Hunger Games 102
April 29, 2014
Thirty two go in. Only one comes out. And I plan to be that one.
As I take the fateful plunge into finals week for my second college class, English 102: Rhetorical Argumentative Writing, it dawns on me that I’ve seen this play out before. I know the routine: a bunch of kids are thrown into a battle together, each week a few cannons go off, and before you know it, you’re staring into the gritty, exhausted, MLA-formatted-out face of the other final competitor. The similarities sang so close. I knew what this was. My online English class had turned into the Hunger Games.
I was the runt from the start. As if I had strutted in from the hellacious gates of District 12, I couldn’t seem to get much right. I felt as if everything I did was wrong, and boy was I detestable about it. I decided to just stir up more trouble and aggravate the wounds I had opened with the professor, because I was thinking along the lines of YOLO. I figured I wouldn’t make it out alive anyway, might as well go out with a bang.
But to my astonishment, and probably the professor’s as well, I found a talent in my argumentativeness. Now this isn’t the heated debate-type argument, but rather the defining of a claim and criterion to back up your reasoning for an opinion – basically how to make yourself look right. Maybe through all of the back-and-forth clamor with the teacher over instant messaging, with perhaps little credit due to the coursework, I caught on to this whole arguing thing. I mean I have always been an ardent arguer, a logomaniac in many ways; I can twist my assertions into an exotic vine that can choke the positions out of anyone who tries to outfox me. But gosh, I never knew I could get college credit for it! There were points when it got out of hand, I would speak out of turn and cause a disruption in the relationship I was trying so hard to get right with the professor. I was blinded by passion and the need to be impressive. I was control-hungry and I always had to be right, but my argumentation skills needed more work before I could make my success the turning point in the game.
Then there were other times, as I got more comfortable with the class that I became the sponsor favorite. I was like a career during this stage. Not a homework assignment got anything under 100%. Not a teacher comment excluded the phrase “This is very thorough work. Good job!” I was beginning to understand the balance of getting the work done, appealing to the teacher, and conducting myself with grace and a polite willingness to overcome my challenges. Before, I felt that some of the fires I set ablaze with the teacher forced her to harbour some sort of animosity toward me, but I soon came to understand that by doing outstanding work, it would be impossible for her to hate me. I discovered the secret to success. It was all about making them love you.
I also recognized that I had to stop making excuses for myself. No one in the real world cares that I attend two completely polar opposite schools, am only 17, and am struggling with the entire balancing act. No one cares. I had to learn that the hard way.
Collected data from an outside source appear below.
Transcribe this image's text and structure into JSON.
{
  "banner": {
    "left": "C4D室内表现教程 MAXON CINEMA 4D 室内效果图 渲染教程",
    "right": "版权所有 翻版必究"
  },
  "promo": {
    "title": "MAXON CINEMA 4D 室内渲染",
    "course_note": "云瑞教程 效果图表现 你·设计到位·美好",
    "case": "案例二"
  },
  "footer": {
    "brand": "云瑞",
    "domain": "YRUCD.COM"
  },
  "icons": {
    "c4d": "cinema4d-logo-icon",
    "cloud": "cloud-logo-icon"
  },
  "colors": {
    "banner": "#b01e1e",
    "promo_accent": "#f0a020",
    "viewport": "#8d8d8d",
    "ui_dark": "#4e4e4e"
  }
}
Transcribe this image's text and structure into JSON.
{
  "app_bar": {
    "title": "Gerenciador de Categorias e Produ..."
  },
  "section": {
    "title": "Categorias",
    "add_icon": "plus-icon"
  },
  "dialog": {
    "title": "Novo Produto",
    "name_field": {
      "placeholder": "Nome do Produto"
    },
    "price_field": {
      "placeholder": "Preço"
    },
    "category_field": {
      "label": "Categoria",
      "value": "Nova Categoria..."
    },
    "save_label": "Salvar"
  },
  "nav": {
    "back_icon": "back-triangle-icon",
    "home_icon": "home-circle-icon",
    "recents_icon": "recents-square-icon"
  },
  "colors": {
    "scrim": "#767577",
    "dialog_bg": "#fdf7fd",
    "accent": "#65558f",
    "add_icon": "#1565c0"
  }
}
No matter the extent or drama of my plea, my teacher would not budge. So I simply had to stop. There was no more room in my life for the stress of not getting what I wanted. So began my period of merciless work ethic. I’ve been so motivated since then, and now, when the final day is within sight, I am pushing harder than ever. I’m so close I can taste it and this is the most important class of my life to date. I refuse to mess this up.
Once I got over the whole megalomaniac thing, I was able to harvest my true potential. I was so caught up in being right and getting what I wanted that I neglected to recognize that I could learn things in this class, not only about argumentative writing, but about myself. Despite the obvious mountains I had to scale, the class was truly an experience I am glad I didn’t pass up. This class forced me into situations that high school hasn’t up until this point. No matter how much I begged my mother to let me drop out, I am glad I didn’t. I couldn’t back out of this; it would be giving up.
So I guess the moral of the story is, taking chances with your education can be worth it. I let hesitation, enmity, and negative assumptions bog me down for the bulk of the class. I clipped my own wings. Investing your time in a difficult course tests you morally and intellectually, and I think that’s the only way to grow as a person and a student. By stretching yourself in the classroom, or online for that matter, lets you test the waters and get out of the comfortable bubble you have built for yourself heretofore. Not only that, but I believe that taking college courses demonstrates the enterprise you have in education and makes you more attractive as an asset to a company or school. Not everyone can handle the pressures of college, especially while juggling a full-time high school schedule, probably a job, and some sort of social life. Taking college courses will advance you as a person and force you to demonstrate aspects of your character that you never knew you had in store. Personally, I learned the hard way that my fierce desire to learn everything as quickly and thoroughly as possible could sometimes come off as aggressive and abrasive, which didn’t go over well with the teacher. I was able to apply the corrections I was making in the world of online college in my real world, and my time there served as a test drive more or less so I can avoid the naive mistakes I made when I embark on my real college experience.
Once I put my head down, I could drown out all the imperfections and dissatisfactions surrounding my classmates. As I raise my head from the sand, I look around to an empty arena. I never even heard the cannons firing. But now I appear to be the sole victor. I have won the Hunger Games. I have made it through English 102 online.